3. The method of claim 2, wherein the stabilizing agent is selected from the group consisting of phosphates, sulfates, sulfides, Portland cement, silicates, cement kiln dust, ferric chloride and mineral complexing agent combinations, wet process amber phosphoric acid, wet process green phosphoric acid, coproduct phosphoric acid solution from aluminum polishing, technical grade phosphoric acid, hexametaphosphate, polyphosphate, calcium orthophosphate, superphosphate, triple superphosphate, phosphate fertilizers, phosphate rock, bone phosphate, fishbone phosphates, tetrapotassium polyphosphate, monocalcium phosphate, monoammonia phosphate, diammonium phosphate, dicalcium phosphate, tricalcium phosphate, trisodium phosphate, salts of phosphoric acid, and combinations thereof.

4. A method of claim 1 wherein reduction of solubility is to a level no more than non-hazardous levels as determined under leach tests other than USEPA Method 1311 TCLP including the California Wet Test, USEPA Method 1310 Synthetic Precipitant Leaching Procedure, USEPA Method 1312 Multiple Extraction Procedure, and by leach tests in countries other than the USA including but not limited to Switzerland, Mexico, Taiwan, Japan, China, Canada, Germany, and Europe.
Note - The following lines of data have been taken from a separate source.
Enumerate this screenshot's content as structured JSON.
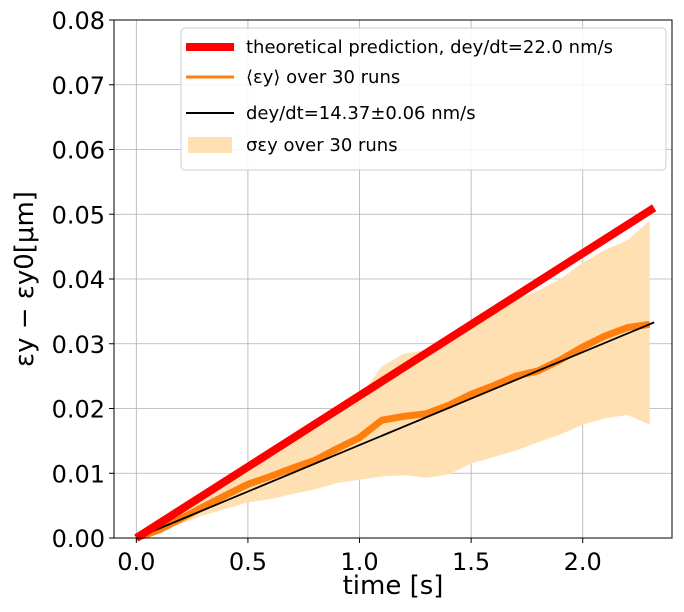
{
  "chart_data": {
    "type": "line",
    "title": "",
    "xlabel": "time [s]",
    "ylabel": "εy − εy0[μm]",
    "xlim": [
      -0.1,
      2.4
    ],
    "ylim": [
      0.0,
      0.08
    ],
    "xticks": [
      "0.0",
      "0.5",
      "1.0",
      "1.5",
      "2.0"
    ],
    "yticks": [
      "0.00",
      "0.01",
      "0.02",
      "0.03",
      "0.04",
      "0.05",
      "0.06",
      "0.07",
      "0.08"
    ],
    "grid": true,
    "legend_position": "top-right",
    "legend": [
      {
        "label": "theoretical prediction, dey/dt=22.0 nm/s"
      },
      {
        "label": "⟨εy⟩ over 30 runs"
      },
      {
        "label": "dey/dt=14.37±0.06 nm/s"
      },
      {
        "label": "σεy over 30 runs"
      }
    ],
    "series": [
      {
        "name": "theoretical prediction, dey/dt=22.0 nm/s",
        "kind": "line",
        "color": "#ff0000",
        "x": [
          0.0,
          2.32
        ],
        "y": [
          0.0,
          0.051
        ]
      },
      {
        "name": "⟨εy⟩ over 30 runs",
        "kind": "line",
        "color": "#ff7f0e",
        "x": [
          0.0,
          0.1,
          0.2,
          0.3,
          0.4,
          0.5,
          0.6,
          0.7,
          0.8,
          0.9,
          1.0,
          1.1,
          1.2,
          1.3,
          1.4,
          1.5,
          1.6,
          1.7,
          1.8,
          1.9,
          2.0,
          2.1,
          2.2,
          2.3
        ],
        "y": [
          0.0,
          0.0012,
          0.003,
          0.0048,
          0.0066,
          0.0083,
          0.0095,
          0.0108,
          0.012,
          0.0138,
          0.0155,
          0.0182,
          0.0188,
          0.0192,
          0.0205,
          0.0222,
          0.0235,
          0.025,
          0.0258,
          0.0275,
          0.0295,
          0.0312,
          0.0325,
          0.033
        ]
      },
      {
        "name": "dey/dt=14.37±0.06 nm/s",
        "kind": "line",
        "color": "#000000",
        "x": [
          0.0,
          2.32
        ],
        "y": [
          0.0,
          0.0333
        ]
      },
      {
        "name": "σεy over 30 runs",
        "kind": "band",
        "color": "#ffe0b2",
        "x": [
          0.0,
          0.1,
          0.2,
          0.3,
          0.4,
          0.5,
          0.6,
          0.7,
          0.8,
          0.9,
          1.0,
          1.1,
          1.2,
          1.3,
          1.4,
          1.5,
          1.6,
          1.7,
          1.8,
          1.9,
          2.0,
          2.1,
          2.2,
          2.3
        ],
        "lower": [
          0.0,
          0.001,
          0.0022,
          0.0035,
          0.0045,
          0.0055,
          0.006,
          0.0068,
          0.0075,
          0.0085,
          0.009,
          0.0095,
          0.0097,
          0.0093,
          0.0098,
          0.0115,
          0.0125,
          0.0135,
          0.0148,
          0.016,
          0.0175,
          0.0185,
          0.019,
          0.0175
        ],
        "upper": [
          0.0,
          0.0015,
          0.0038,
          0.006,
          0.0085,
          0.011,
          0.013,
          0.0148,
          0.0168,
          0.019,
          0.0218,
          0.0265,
          0.0285,
          0.029,
          0.0312,
          0.0335,
          0.035,
          0.0368,
          0.0382,
          0.04,
          0.0425,
          0.0445,
          0.046,
          0.049
        ]
      }
    ]
  }
}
5. A method of claim 2 wherein reduction of solubility is to a level no more than non-hazardous levels as determined under leach tests other than USEPA Method 1311 TCLP including the California Wet Test, USEPA Method 1310 Synthetic Precipitant Leaching Procedure, USEPA Method 1312 Multiple Extraction Procedure, and by leach tests in countries other than the USA including but not limited to Switzerland, Mexico, Taiwan, Japan, China, Canada, Germany, and Europe.